Who wants a washboard for a driveway?

Front Porch: Here’s how we worked across generations to smooth out our driveway dilemma.

My wife, Carla, was dropping not-so-subtle hints that we needed a load of stone on our 75-foot gravel driveway. It had something to do with splashing through a big mud puddle near the mailbox. And it didn’t help that where I parked, I immediately stepped out into mud. It’s possible some mud got tracked into the house.

OK, I ordered 24 tons of gravel. After the guy who delivered it spread what he could as he unloaded, I hooked up my scraper blade to my John Deere utility tractor. This should be a piece of cake. How hard can it be to level a driveway?

Creating a washboard
It’s much harder than it looks, especially if you don’t know what you’re doing. Before long I had little piles here and there. Once the front wheels plopped over a pile, the blade popped up, making things worse. The swimming hole near the road was gone and the mud was covered, but it was like driving over a washboard.

I knew that wouldn’t do, so I shoveled gravel here and there until I couldn’t shovel any longer. It was a little bit better — but not enough.

I got the bright idea to tip up the loader bucket and use it as a drag. It ought to knock gravel off high spots and into low spots. That was a good theory. All it actually did was hop over high spots when the rear wheels went into low spots.

About that time, Carla came home and drove into the garage.

“Isn’t the new gravel nice?” I asked, smiling.

“It’s bumpy. Can’t you smooth it out?” she replied.

I knew that was coming.

Hoosier solution
Our 16-year-old neighbor, Jarrett Hensley, was coming over to fork manure. With two grandpas who farmed, he’s a born want-to-be farm boy. He looked at my driveway.

“Tom, we need some chicken wire,” he said. Some what?

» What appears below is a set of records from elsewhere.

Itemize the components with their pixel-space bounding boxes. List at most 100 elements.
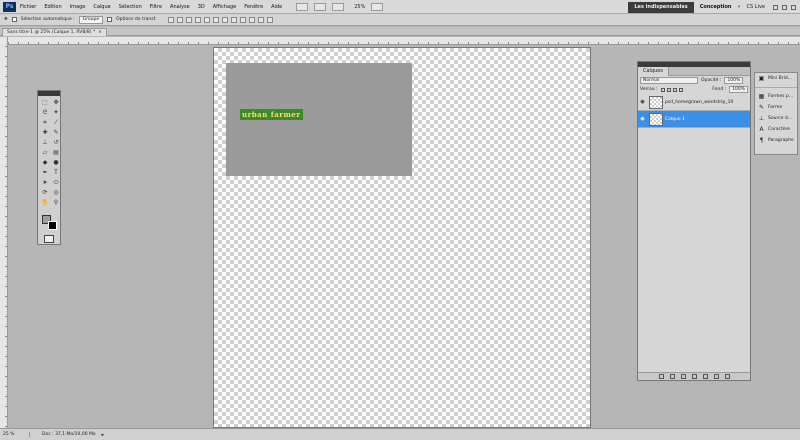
delete-layer-icon[interactable] xyxy=(724,374,730,379)
move-tool-icon[interactable]: ✥ xyxy=(51,98,61,107)
close-icon[interactable] xyxy=(791,4,796,10)
workspace-essentials[interactable]: Les indispensables xyxy=(628,1,694,13)
lock-image-icon[interactable] xyxy=(666,87,671,92)
menu-affichage[interactable]: Affichage xyxy=(213,4,237,10)
distribute-middle-icon[interactable] xyxy=(231,16,238,23)
quick-toolbar: 25% xyxy=(296,2,384,11)
dock-item-clone-source[interactable]: ⊥ Source d... xyxy=(755,113,797,124)
eyedropper-tool-icon[interactable]: ⁄ xyxy=(51,118,61,127)
dock-item-brush[interactable]: ✎ Forme xyxy=(755,102,797,113)
clone-source-icon: ⊥ xyxy=(758,115,765,122)
type-tool-icon[interactable]: T xyxy=(51,168,61,177)
dock-item-mini-bridge[interactable]: ▣ Mini Brid... xyxy=(755,73,797,84)
magic-wand-tool-icon[interactable]: ✦ xyxy=(51,108,61,117)
visibility-eye-icon[interactable]: ◉ xyxy=(638,99,647,105)
cs-live-button[interactable]: CS Live xyxy=(747,4,765,10)
dock-item-preset-shapes[interactable]: ▦ Formes p... xyxy=(755,91,797,102)
dock-item-label: Caractère xyxy=(768,127,791,132)
view-extras-button[interactable] xyxy=(332,2,345,11)
link-layers-icon[interactable] xyxy=(658,374,664,379)
layer-row-wordstrip[interactable]: ◉ psd_homegrown_wordstrip_10 xyxy=(638,94,750,111)
menu-selection[interactable]: Sélection xyxy=(119,4,142,10)
fill-input[interactable]: 100% xyxy=(729,86,748,93)
history-brush-tool-icon[interactable]: ↺ xyxy=(51,138,61,147)
eraser-tool-icon[interactable]: ▱ xyxy=(40,148,50,157)
clone-stamp-tool-icon[interactable]: ⊥ xyxy=(40,138,50,147)
document-canvas[interactable]: urban farmer xyxy=(213,47,591,428)
menu-fichier[interactable]: Fichier xyxy=(20,4,36,10)
distribute-right-icon[interactable] xyxy=(267,16,274,23)
align-bottom-icon[interactable] xyxy=(186,16,193,23)
blend-mode-dropdown[interactable]: Normal xyxy=(640,77,698,84)
distribute-bottom-icon[interactable] xyxy=(240,16,247,23)
background-color-swatch[interactable] xyxy=(48,221,57,230)
chevron-right-icon[interactable]: » xyxy=(737,4,740,10)
menu-analyse[interactable]: Analyse xyxy=(170,4,190,10)
align-middle-icon[interactable] xyxy=(177,16,184,23)
lock-all-icon[interactable] xyxy=(678,87,683,92)
opacity-input[interactable]: 100% xyxy=(724,77,744,84)
close-tab-icon[interactable]: × xyxy=(98,30,102,35)
blur-tool-icon[interactable]: ◆ xyxy=(40,158,50,167)
menu-fenetre[interactable]: Fenêtre xyxy=(244,4,263,10)
move-tool-icon[interactable]: ✥ xyxy=(4,17,8,22)
crop-tool-icon[interactable]: ⌗ xyxy=(40,118,50,127)
add-mask-icon[interactable] xyxy=(680,374,686,379)
auto-select-dropdown[interactable]: Groupe xyxy=(78,15,104,24)
distribute-center-icon[interactable] xyxy=(258,16,265,23)
lock-transparency-icon[interactable] xyxy=(660,87,665,92)
pen-tool-icon[interactable]: ✒ xyxy=(40,168,50,177)
new-layer-icon[interactable] xyxy=(713,374,719,379)
zoom-tool-icon[interactable]: ⚲ xyxy=(51,198,61,207)
visibility-eye-icon[interactable]: ◉ xyxy=(638,116,647,122)
vertical-ruler[interactable] xyxy=(0,37,8,428)
menu-filtre[interactable]: Filtre xyxy=(150,4,162,10)
layer-row-calque-1[interactable]: ◉ Calque 1 xyxy=(638,111,750,128)
layers-tab-row: Calques xyxy=(638,67,750,76)
3d-orbit-tool-icon[interactable]: ◎ xyxy=(51,188,61,197)
workspace-design[interactable]: Conception xyxy=(694,2,738,13)
lasso-tool-icon[interactable]: ᘓ xyxy=(40,108,50,117)
tools-panel: ⬚ ✥ ᘓ ✦ ⌗ ⁄ ✚ ✎ ⊥ ↺ ▱ ▤ ◆ ● ✒ T ➤ ⬭ ⟳ ◎ … xyxy=(37,90,61,245)
mini-bridge-button[interactable] xyxy=(314,2,327,11)
gradient-tool-icon[interactable]: ▤ xyxy=(51,148,61,157)
lock-position-icon[interactable] xyxy=(672,87,677,92)
align-top-icon[interactable] xyxy=(168,16,175,23)
dock-item-character[interactable]: A Caractère xyxy=(755,124,797,135)
3d-rotate-tool-icon[interactable]: ⟳ xyxy=(40,188,50,197)
menu-calque[interactable]: Calque xyxy=(93,4,110,10)
horizontal-ruler[interactable] xyxy=(8,37,800,45)
dock-item-paragraph[interactable]: ¶ Paragraphe xyxy=(755,135,797,146)
align-right-icon[interactable] xyxy=(213,16,220,23)
status-zoom[interactable]: 25 % xyxy=(0,432,30,437)
transform-checkbox[interactable] xyxy=(107,17,113,22)
layer-style-icon[interactable] xyxy=(669,374,675,379)
auto-select-checkbox[interactable] xyxy=(11,17,17,22)
shape-tool-icon[interactable]: ⬭ xyxy=(51,178,61,187)
tab-calques[interactable]: Calques xyxy=(638,67,669,76)
quick-mask-button[interactable] xyxy=(44,235,54,243)
dodge-tool-icon[interactable]: ● xyxy=(51,158,61,167)
status-menu-arrow-icon[interactable]: ▸ xyxy=(102,432,105,438)
menu-edition[interactable]: Edition xyxy=(44,4,61,10)
zoom-level[interactable]: 25% xyxy=(354,4,365,10)
healing-brush-tool-icon[interactable]: ✚ xyxy=(40,128,50,137)
distribute-left-icon[interactable] xyxy=(249,16,256,23)
hand-tool-icon[interactable]: ✋ xyxy=(40,198,50,207)
screen-mode-button[interactable] xyxy=(371,2,384,11)
minimize-icon[interactable] xyxy=(773,4,778,10)
marquee-tool-icon[interactable]: ⬚ xyxy=(40,98,50,107)
menu-image[interactable]: Image xyxy=(70,4,86,10)
maximize-icon[interactable] xyxy=(782,4,787,10)
path-selection-tool-icon[interactable]: ➤ xyxy=(40,178,50,187)
align-left-icon[interactable] xyxy=(195,16,202,23)
adjustment-layer-icon[interactable] xyxy=(691,374,697,379)
bridge-button[interactable] xyxy=(296,2,309,11)
document-tab[interactable]: Sans titre-1 @ 25% (Calque 1, RVB/8) * × xyxy=(2,28,107,36)
distribute-top-icon[interactable] xyxy=(222,16,229,23)
new-group-icon[interactable] xyxy=(702,374,708,379)
menu-aide[interactable]: Aide xyxy=(271,4,282,10)
align-center-icon[interactable] xyxy=(204,16,211,23)
menu-3d[interactable]: 3D xyxy=(198,4,205,10)
brush-tool-icon[interactable]: ✎ xyxy=(51,128,61,137)
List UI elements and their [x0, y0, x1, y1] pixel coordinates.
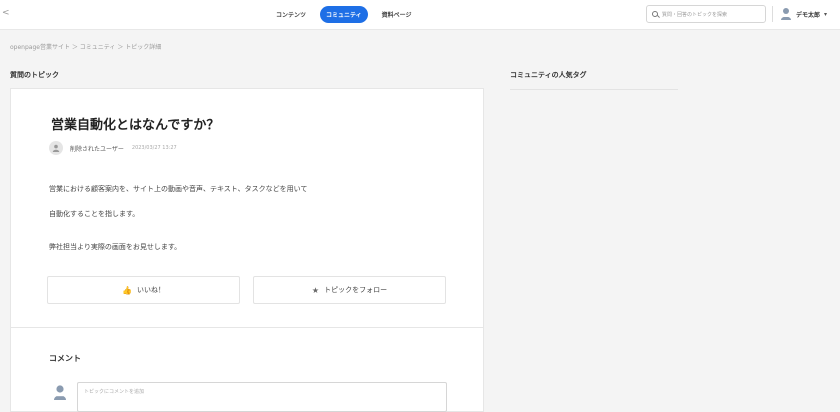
like-button[interactable]: 👍 いいね！: [47, 276, 240, 304]
avatar: [49, 141, 63, 155]
tab-contents[interactable]: コンテンツ: [270, 6, 312, 23]
follow-topic-button[interactable]: ★ トピックをフォロー: [253, 276, 446, 304]
post-date: 2023/03/27 13:27: [131, 145, 177, 151]
main-nav: コンテンツ コミュニティ 資料ページ: [270, 6, 418, 23]
thumbs-up-icon: 👍: [122, 285, 132, 295]
topic-body-line: 営業における顧客案内を、サイト上の動画や音声、テキスト、タスクなどを用いて: [49, 185, 308, 193]
author-row: 削除されたユーザー 2023/03/27 13:27: [49, 141, 177, 155]
breadcrumb: openpage営業サイト ＞ コミュニティ ＞ トピック詳細: [10, 44, 162, 51]
left-section-title: 質問のトピック: [10, 71, 59, 79]
user-avatar-icon: [54, 385, 66, 400]
avatar: [53, 384, 67, 405]
topic-title: 営業自動化とはなんですか？: [51, 118, 220, 133]
search-icon: [652, 11, 658, 17]
top-header: < コンテンツ コミュニティ 資料ページ 質問・回答のトピックを探索 デモ太郎 …: [0, 0, 840, 30]
user-avatar-icon: [781, 8, 791, 20]
topic-card: 営業自動化とはなんですか？ 削除されたユーザー 2023/03/27 13:27…: [10, 88, 484, 328]
tab-community[interactable]: コミュニティ: [320, 6, 368, 23]
author-name[interactable]: 削除されたユーザー: [70, 144, 124, 153]
right-section-divider: [510, 89, 678, 90]
topic-body-line: 自動化することを指します。: [49, 210, 140, 218]
chevron-down-icon: ▾: [824, 10, 828, 18]
like-button-label: いいね！: [136, 286, 165, 294]
user-name: デモ太郎: [796, 11, 821, 19]
search-placeholder: 質問・回答のトピックを探索: [662, 11, 728, 18]
star-icon: ★: [311, 285, 320, 295]
follow-button-label: トピックをフォロー: [324, 286, 388, 294]
user-menu[interactable]: デモ太郎 ▾: [780, 7, 827, 21]
user-avatar-icon: [52, 144, 60, 152]
tab-materials[interactable]: 資料ページ: [376, 6, 418, 23]
search-input[interactable]: 質問・回答のトピックを探索: [646, 5, 766, 23]
header-divider: [772, 6, 773, 22]
back-chevron-icon[interactable]: <: [2, 8, 10, 18]
comment-section: コメント トピックにコメントを追加: [10, 328, 484, 412]
topic-body-line: 弊社担当より実際の画面をお見せします。: [49, 243, 182, 251]
comment-input[interactable]: トピックにコメントを追加: [77, 382, 447, 412]
right-section-title: コミュニティの人気タグ: [510, 71, 587, 79]
comment-title: コメント: [49, 354, 81, 363]
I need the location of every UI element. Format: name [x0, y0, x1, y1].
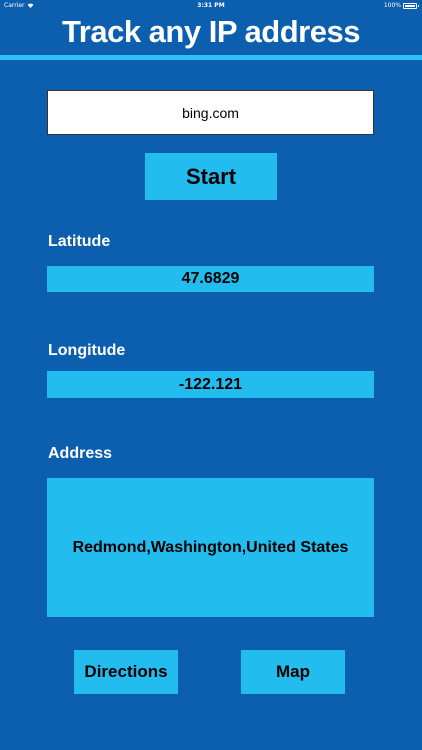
- battery-percent: 100%: [383, 2, 401, 9]
- ip-address-input[interactable]: [47, 90, 374, 135]
- longitude-value-text: -122.121: [178, 375, 243, 393]
- status-bar: Carrier 3:31 PM 100%: [0, 0, 422, 12]
- page-title: Track any IP address: [62, 14, 360, 49]
- directions-button[interactable]: Directions: [74, 650, 178, 694]
- longitude-label: Longitude: [48, 342, 126, 359]
- address-value: Redmond,Washington,United States: [47, 478, 374, 617]
- latitude-label: Latitude: [48, 233, 111, 250]
- address-value-text: Redmond,Washington,United States: [72, 538, 349, 556]
- start-button[interactable]: Start: [145, 153, 277, 200]
- latitude-value-text: 47.6829: [181, 270, 240, 287]
- latitude-value: 47.6829: [47, 266, 374, 292]
- title-divider: [0, 55, 422, 60]
- map-button[interactable]: Map: [241, 650, 345, 694]
- longitude-value: -122.121: [47, 371, 374, 398]
- battery-icon: [403, 2, 419, 9]
- status-time: 3:31 PM: [197, 2, 225, 9]
- address-label: Address: [48, 445, 113, 462]
- battery-status: 100%: [383, 2, 419, 9]
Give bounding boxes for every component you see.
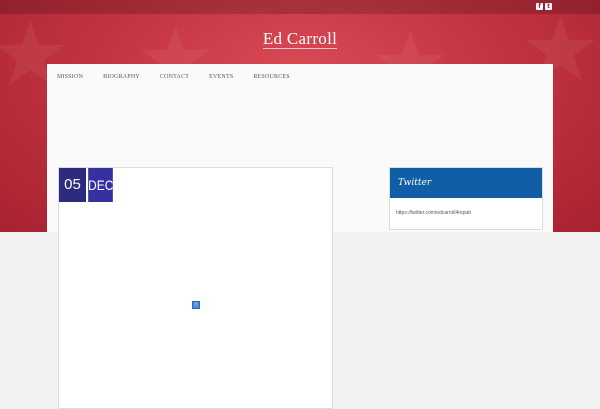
twitter-widget: Twitter https://twitter.com/edcarroll4re… xyxy=(389,167,543,230)
twitter-icon[interactable]: t xyxy=(545,3,552,10)
facebook-icon[interactable]: f xyxy=(536,3,543,10)
widget-title: Twitter xyxy=(390,168,542,198)
top-bar: f t xyxy=(0,0,600,14)
nav-item-resources[interactable]: Resources xyxy=(253,74,289,80)
nav-item-mission[interactable]: Mission xyxy=(57,74,83,80)
nav-item-biography[interactable]: Biography xyxy=(103,74,140,80)
post-card: 05 DEC ? xyxy=(58,167,333,409)
broken-image-icon[interactable]: ? xyxy=(192,301,200,309)
nav-item-contact[interactable]: Contact xyxy=(160,74,189,80)
nav-item-events[interactable]: Events xyxy=(209,74,233,80)
widget-body: https://twitter.com/edcarroll4repub xyxy=(390,198,542,216)
post-date-month: DEC xyxy=(88,168,113,202)
twitter-link[interactable]: https://twitter.com/edcarroll4repub xyxy=(396,210,471,216)
main-nav: Mission Biography Contact Events Resourc… xyxy=(47,64,553,91)
social-links: f t xyxy=(536,3,552,10)
site-title-link[interactable]: Ed Carroll xyxy=(262,29,338,49)
site-title[interactable]: Ed Carroll xyxy=(0,29,600,49)
post-date-day: 05 xyxy=(59,168,86,202)
post-date-badge: 05 DEC xyxy=(59,168,115,202)
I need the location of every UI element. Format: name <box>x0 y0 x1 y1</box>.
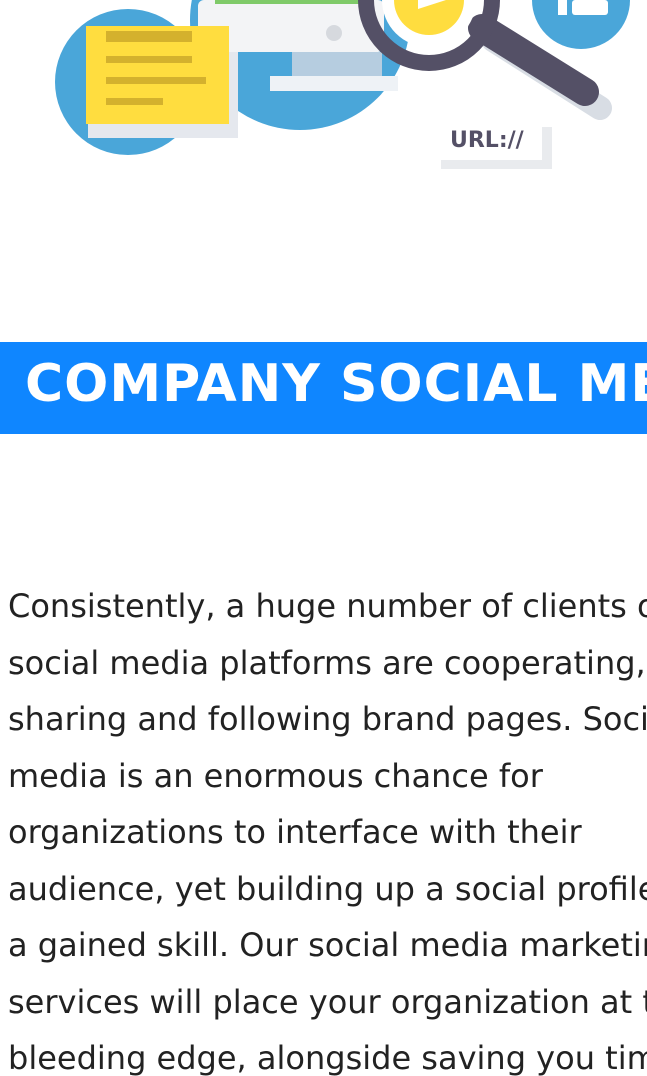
body-paragraph: Consistently, a huge number of clients o… <box>8 578 647 1076</box>
sticky-note-line-icon <box>106 98 163 105</box>
body-text-line: organizations to interface with their <box>8 813 582 851</box>
marketing-illustration-image: URL:// <box>55 0 630 169</box>
section-heading-bar: COMPANY SOCIAL MEDIA <box>0 342 647 434</box>
monitor-power-button <box>326 25 342 41</box>
share-icon <box>558 0 567 15</box>
monitor-screen-strip <box>215 0 360 4</box>
hero-illustration: URL:// <box>0 0 647 200</box>
body-text-line: bleeding edge, alongside saving you time… <box>8 1039 647 1076</box>
sticky-note-line-icon <box>106 77 206 84</box>
url-label: URL:// <box>450 128 525 153</box>
body-text-line: services will place your organization at… <box>8 982 647 1021</box>
monitor-stand <box>292 52 382 76</box>
like-thumb-icon <box>572 0 608 15</box>
sticky-note-line-icon <box>106 56 192 63</box>
body-text-line: Consistently, a huge number of clients o… <box>8 587 647 625</box>
body-text-line: audience, yet building up a social profi… <box>8 869 647 908</box>
page-title: COMPANY SOCIAL MEDIA <box>25 354 647 414</box>
section-body: Consistently, a huge number of clients o… <box>0 578 647 1076</box>
body-text-line: a gained skill. Our social media marketi… <box>8 926 647 964</box>
body-text-line: sharing and following brand pages. Socia… <box>8 700 647 738</box>
body-text-line: social media platforms are cooperating, <box>8 643 646 682</box>
monitor-base <box>270 76 398 91</box>
sticky-note-line-icon <box>106 31 192 42</box>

“We could tack it to a board and pull it across the driveway to level it,” Jarrett explained.

I burst his bubble when I convinced him chicken wire was too flimsy. But metal hog panel wire isn’t flimsy. He had given me an idea. We cut a 6-foot piece off an old hog panel. Then I had to figure out how to make a frame and how to hook the frame to the tractor. I bought a bunch of chain and bolts. Since our dog passed away, there was an empty doghouse, and I didn’t want to sleep in it.

My original idea didn’t work — nor the second or third. Finally, though, Jarrett and I figured out a way to make it work.

But we needed to add weight. I stood on the homemade drag while he drove slowly across the driveway. That sort of worked, but I wasn’t heavy enough — true story! We added two round rear tractor weights from a Co-op E3 restored by Delphi FFA. Sorry, Doug Walker. He’s the instructor. The weights were freshly painted bright orange.

That did the trick. We ran our drag over the driveway, moving it by hand on the ends. Magically, it smoothed out that gravel. Carla came home, drove in and smiled. I looked at Jarrett and smiled. We all smiled.

The weights are scuffed up, but it was worth it. And the drag is stored in the barn — just in case we need gravel on the driveway again!